Writing follows Immortality or Obscurity

8 05 2009

Books and journals kept me sane as a child through young adulthood and I still depend on them as a woman in my early twenties. I still remember my first journal was a typical young girl’s diary, complete with a picture of Belle and the Beast in their evening wear, posed on the front as he dips her towards the ground in a dramatic dance move. It was plastic and I loved the fact that it was Beauty and the Beast-themed, but the best part was the tiny lock and key that came with the purchase. I loved the idea of writing down my thoughts and locking them away…it seemed independent and secret and mature.

I wrote everything in my journals, hitting my writing peak in my junior/senior years of high school when I would collage pictures and quotes onto the covers of those notebooks and write everything in them: poetry, daily happenings, worries about my parents’ divorce, Bible verses…I was a typical teenager expressing my angst in an “artsy” way.

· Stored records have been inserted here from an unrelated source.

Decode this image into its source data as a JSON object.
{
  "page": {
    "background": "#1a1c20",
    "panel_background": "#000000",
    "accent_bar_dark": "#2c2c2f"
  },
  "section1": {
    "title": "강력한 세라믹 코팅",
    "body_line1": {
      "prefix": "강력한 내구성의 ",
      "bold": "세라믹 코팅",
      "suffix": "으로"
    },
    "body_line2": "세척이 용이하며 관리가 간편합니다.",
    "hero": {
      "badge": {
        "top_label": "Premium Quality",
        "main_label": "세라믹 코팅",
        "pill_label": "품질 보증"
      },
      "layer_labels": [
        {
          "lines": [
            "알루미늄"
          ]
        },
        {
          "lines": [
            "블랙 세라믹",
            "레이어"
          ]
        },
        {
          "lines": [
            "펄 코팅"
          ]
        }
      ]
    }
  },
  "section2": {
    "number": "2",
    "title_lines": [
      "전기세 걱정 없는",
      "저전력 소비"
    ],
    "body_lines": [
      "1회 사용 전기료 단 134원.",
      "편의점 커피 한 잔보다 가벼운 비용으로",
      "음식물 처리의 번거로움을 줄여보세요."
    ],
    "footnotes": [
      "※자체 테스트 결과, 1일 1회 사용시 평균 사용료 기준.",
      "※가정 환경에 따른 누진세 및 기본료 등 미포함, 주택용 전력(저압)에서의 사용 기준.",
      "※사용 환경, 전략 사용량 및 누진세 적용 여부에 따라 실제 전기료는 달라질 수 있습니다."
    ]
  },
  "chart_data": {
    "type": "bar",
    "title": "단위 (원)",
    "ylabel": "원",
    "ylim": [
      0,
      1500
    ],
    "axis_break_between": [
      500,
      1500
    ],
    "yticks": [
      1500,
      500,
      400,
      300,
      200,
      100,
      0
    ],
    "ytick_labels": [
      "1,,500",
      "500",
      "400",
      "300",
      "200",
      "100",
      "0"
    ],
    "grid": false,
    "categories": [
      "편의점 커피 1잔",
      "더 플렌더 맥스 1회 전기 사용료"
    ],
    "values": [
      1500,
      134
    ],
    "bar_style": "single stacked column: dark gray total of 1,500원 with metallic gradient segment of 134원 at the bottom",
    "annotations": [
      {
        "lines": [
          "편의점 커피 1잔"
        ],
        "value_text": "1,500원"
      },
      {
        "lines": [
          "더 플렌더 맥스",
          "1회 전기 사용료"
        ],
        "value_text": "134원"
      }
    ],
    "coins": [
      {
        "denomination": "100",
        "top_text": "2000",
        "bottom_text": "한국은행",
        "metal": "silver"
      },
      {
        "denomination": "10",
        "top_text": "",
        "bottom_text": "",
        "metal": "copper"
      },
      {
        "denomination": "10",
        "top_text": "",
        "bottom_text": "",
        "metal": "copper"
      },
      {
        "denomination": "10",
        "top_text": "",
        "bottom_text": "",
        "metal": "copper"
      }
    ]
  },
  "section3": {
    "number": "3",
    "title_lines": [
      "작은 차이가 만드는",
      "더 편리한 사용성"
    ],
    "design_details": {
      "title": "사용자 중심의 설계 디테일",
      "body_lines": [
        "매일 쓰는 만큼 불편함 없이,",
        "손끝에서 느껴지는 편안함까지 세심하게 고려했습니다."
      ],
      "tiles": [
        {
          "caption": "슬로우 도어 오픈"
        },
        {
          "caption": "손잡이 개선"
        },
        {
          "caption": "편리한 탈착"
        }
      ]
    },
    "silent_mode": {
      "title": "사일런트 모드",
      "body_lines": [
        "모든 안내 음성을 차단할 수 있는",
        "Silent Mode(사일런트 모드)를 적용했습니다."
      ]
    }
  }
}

Now, I find it amusing to read through those small journals because they remind me of how far I have come as a person, they remind me of the small everyday revelations that seem fresh and new to a teenager but which fade into the background as more obligations, responsibilities and issues cloud out the small things. It’s nice to relive those experiences and remember the things that once gave me so much joy.

Lately, I have been reading peoples’ blogs…I used to think a blog was too revealing, to desperately open…and I abstained for years from writing in them unless they were poetry, prose or anything unrevealing and shallow. Now, I see them as an opportunity to create rhetoric, to vent, to muse, to ponder.

Blogging, journals, confessions, “crying on someone’s shoulder”: all of these are ways that a person gives into that human condition of being self-centered and self-concerned for a little bit each day. I whole-heartedly support this because I think it’s healthy to think about the choices you make, the paths you have followed, the people you have met, the experiences you have had. Writing has given countless people the chance to matter to someone, at least one reader, who reaches out and reads…

Writing is an attempt to make an impact on someone so at the end of life, someone remembers the words that we said or wrote.

Writing follows immortality or obscurity.

I am 23 years old and still writing in my diary…at least this one doesn’t have a picture of Beauty and the Beast on the front.